Sano Hiroyuki, Kane Susan, Sano Eiko, Mîinea Cristinel P, Asara John M, Lane William S, Garner Charles W, Lienhard Gustav E
Department of Biochemistry, Dartmouth Medical School, Hanover, New Hampshire 03755, USA.
J Biol Chem. 2003 Apr 25;278(17):14599-602. doi: 10.1074/jbc.C300063200. Epub 2003 Mar 11.

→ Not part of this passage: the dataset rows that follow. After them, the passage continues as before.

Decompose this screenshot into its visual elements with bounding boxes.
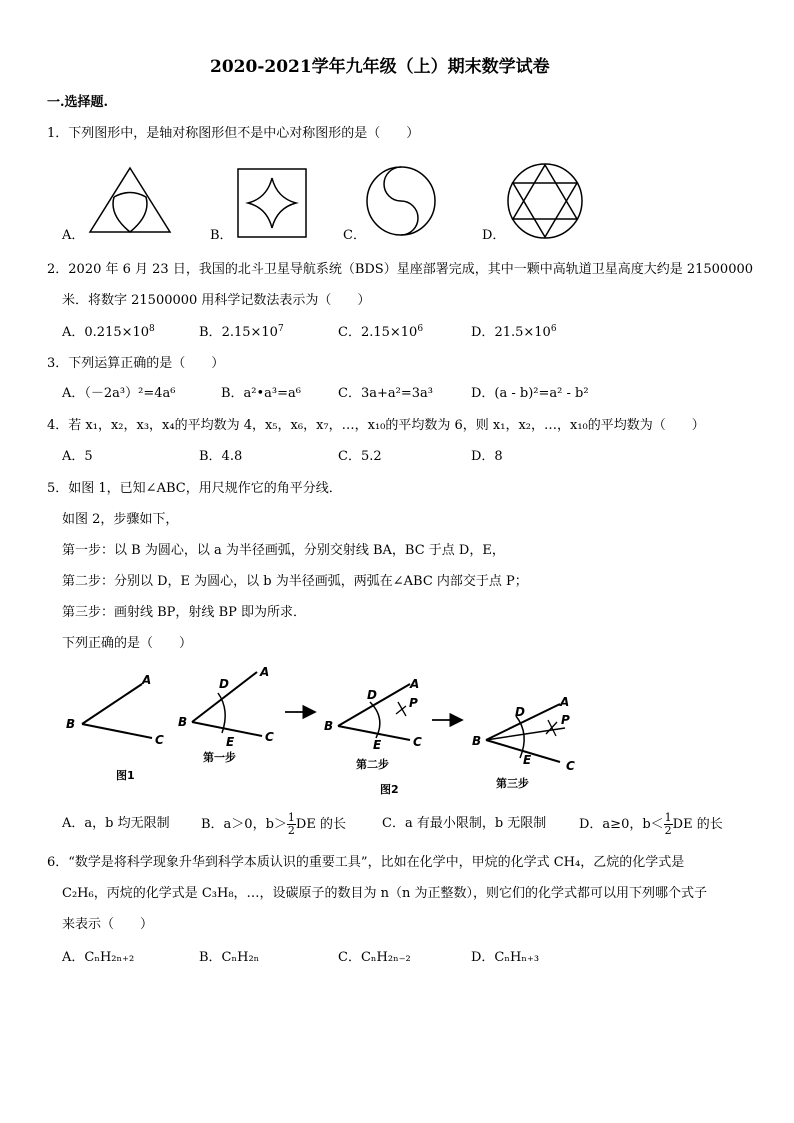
question-3-stem: 3．下列运算正确的是（ ）	[47, 356, 225, 371]
svg-text:C: C	[265, 730, 274, 744]
question-5-step-1: 第一步：以 B 为圆心，以 a 为半径画弧，分别交射线 BA，BC 于点 D，E，	[62, 543, 505, 558]
question-1-figures	[55, 160, 755, 250]
option-d-figure	[508, 164, 582, 238]
option-a-figure	[90, 168, 170, 232]
step-2-caption: 第二步	[356, 758, 389, 771]
svg-text:D: D	[367, 688, 377, 702]
svg-text:A: A	[260, 665, 270, 679]
q1-option-d-label: D．	[482, 228, 506, 243]
question-2-line-1: 2．2020 年 6 月 23 日，我国的北斗卫星导航系统（BDS）星座部署完成，其中一颗中高轨道卫星高度大约是 21500000	[47, 262, 754, 277]
q4-option-d: D．8	[471, 449, 503, 464]
svg-text:A: A	[560, 695, 570, 709]
svg-text:B: B	[178, 715, 188, 729]
q6-option-c: C．CₙH₂ₙ₋₂	[338, 950, 411, 965]
q1-option-b-label: B．	[210, 228, 233, 243]
q5-option-c: C．a 有最小限制，b 无限制	[382, 816, 547, 831]
svg-text:E: E	[226, 735, 235, 749]
svg-text:C: C	[413, 735, 422, 749]
figure-1-caption: 图1	[116, 769, 135, 782]
question-6-line-1: 6．“数学是将科学现象升华到科学本质认识的重要工具”，比如在化学中，甲烷的化学式 CH₄，乙烷的化学式是	[47, 855, 685, 870]
question-6-line-3: 来表示（ ）	[62, 917, 154, 932]
question-4-stem: 4．若 x₁，x₂，x₃，x₄的平均数为 4，x₅，x₆，x₇，…，x₁₀的平均数为 6，则 x₁，x₂，…，x₁₀的平均数为（ ）	[47, 418, 705, 433]
svg-text:B: B	[472, 734, 482, 748]
option-c-figure	[367, 167, 435, 235]
question-5-stem: 5．如图 1，已知∠ABC，用尺规作它的角平分线．	[47, 481, 342, 496]
question-6-line-2: C₂H₆，丙烷的化学式是 C₃H₈，…，设碳原子的数目为 n（n 为正整数），则它们的化学式都可以用下列哪个式子	[62, 886, 708, 901]
step-3-caption: 第三步	[496, 777, 529, 790]
q4-option-a: A．5	[62, 449, 93, 464]
question-5-step-2: 第二步：分别以 D，E 为圆心，以 b 为半径画弧，两弧在∠ABC 内部交于点 P；	[62, 574, 528, 589]
q2-option-d: D．$21.5\times 10^6$	[471, 324, 557, 340]
section-heading: 一.选择题.	[47, 95, 109, 110]
q6-option-b: B．CₙH₂ₙ	[199, 950, 260, 965]
q6-option-d: D．CₙHₙ₊₃	[471, 950, 540, 965]
q6-option-a: A．CₙH₂ₙ₊₂	[62, 950, 135, 965]
q3-option-a: A．（－2a³）²=4a⁶	[62, 386, 176, 401]
q5-option-a: A．a，b 均无限制	[62, 816, 170, 831]
q5-option-d: D．a≥0，b＜ $\frac{1}{2}$ DE 的长	[579, 811, 723, 838]
question-1-stem: 1．下列图形中，是轴对称图形但不是中心对称图形的是（ ）	[47, 126, 420, 141]
q1-option-a-label: A．	[62, 228, 85, 243]
page-title: 2020-2021学年九年级（上）期末数学试卷	[210, 57, 550, 77]
question-5-line-2: 如图 2，步骤如下，	[62, 512, 179, 527]
q3-option-b: B．a²•a³=a⁶	[221, 386, 301, 401]
q3-option-c: C．3a+a²=3a³	[338, 386, 433, 401]
q4-option-c: C．5.2	[338, 449, 382, 464]
svg-text:E: E	[373, 738, 382, 752]
svg-text:D: D	[219, 677, 229, 691]
svg-text:P: P	[561, 713, 570, 727]
q5-option-b: B．a＞0，b＞ $\frac{1}{2}$ DE 的长	[201, 811, 346, 838]
svg-text:C: C	[566, 759, 575, 773]
question-5-step-3: 第三步：画射线 BP，射线 BP 即为所求．	[62, 605, 306, 620]
svg-text:A: A	[410, 677, 420, 691]
fig1-point-a: A	[142, 673, 152, 687]
svg-text:B: B	[324, 719, 334, 733]
question-5-figure	[60, 660, 600, 800]
option-b-figure	[238, 169, 306, 237]
q2-option-a: A．$0.215\times 10^8$	[62, 324, 155, 340]
svg-text:P: P	[409, 696, 418, 710]
fig1-point-c: C	[155, 733, 164, 747]
fig1-point-b: B	[66, 717, 76, 731]
q3-option-d: D．(a - b)²=a² - b²	[471, 386, 589, 401]
step-1-caption: 第一步	[203, 751, 236, 764]
figure-2-caption: 图2	[380, 783, 399, 796]
q2-option-c: C．$2.15\times 10^6$	[338, 324, 424, 340]
question-5-prompt: 下列正确的是（ ）	[62, 636, 193, 651]
svg-text:D: D	[515, 705, 525, 719]
svg-text:E: E	[523, 753, 532, 767]
question-2-line-2: 米．将数字 21500000 用科学记数法表示为（ ）	[62, 293, 371, 308]
q2-option-b: B．$2.15\times 10^7$	[199, 324, 284, 340]
q1-option-c-label: C．	[343, 228, 366, 243]
q4-option-b: B．4.8	[199, 449, 243, 464]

Insulin stimulates the rapid translocation of intracellular glucose transporters of the GLUT4 isotype to the plasma membrane in fat and muscle cells. The connections between known insulin signaling pathways and the protein machinery of this membrane-trafficking process have not been fully defined. Recently, we identified a 160-kDa protein in adipocytes, designated AS160, that is phosphorylated by the insulin-activated kinase Akt. This protein contains a GTPase-activating domain (GAP) for Rabs, which are small G proteins required for membrane trafficking. In the present study we have identified six sites of in vivo phosphorylation on AS160. These sites lie in the motif characteristic of Akt phosphorylation, and insulin treatment increased phosphorylation at five of the sites. Expression of AS160 with two or more of these sites mutated to alanine markedly inhibited insulin-stimulated GLUT4 translocation in 3T3-L1 adipocytes. Moreover, this inhibition did not occur when the GAP function in the phosphorylation site mutant was inactivated by a point mutation. These findings strongly indicate that insulin-stimulated phosphorylation of AS160 is required for GLUT4 translocation and that this phosphorylation signals translocation through inactivation of the Rab GAP function.
胰岛素可刺激脂肪和肌肉细胞中GLUT4亚型的细胞内葡萄糖转运体快速转运至质膜。已知的胰岛素信号通路与这一膜转运过程的蛋白质机制之间的联系尚未完全明确。最近,我们在脂肪细胞中鉴定出一种160 kDa的蛋白质,命名为AS160,它可被胰岛素激活的激酶Akt磷酸化。该蛋白质含有一个针对Rabs的GTPase激活结构域(GAP),Rabs是膜转运所需的小G蛋白。在本研究中,我们鉴定出AS160在体内的六个磷酸化位点。这些位点位于Akt磷酸化的特征基序中,胰岛素处理可增加其中五个位点的磷酸化。将AS160的两个或更多这些位点突变为丙氨酸后进行表达,可显著抑制3T3-L1脂肪细胞中胰岛素刺激的GLUT4转运。此外,当磷酸化位点突变体中的GAP功能通过点突变失活时,这种抑制作用并未发生。这些发现有力地表明,AS160的胰岛素刺激磷酸化是GLUT4转运所必需的,并且这种磷酸化通过失活Rab GAP功能来信号传导转运。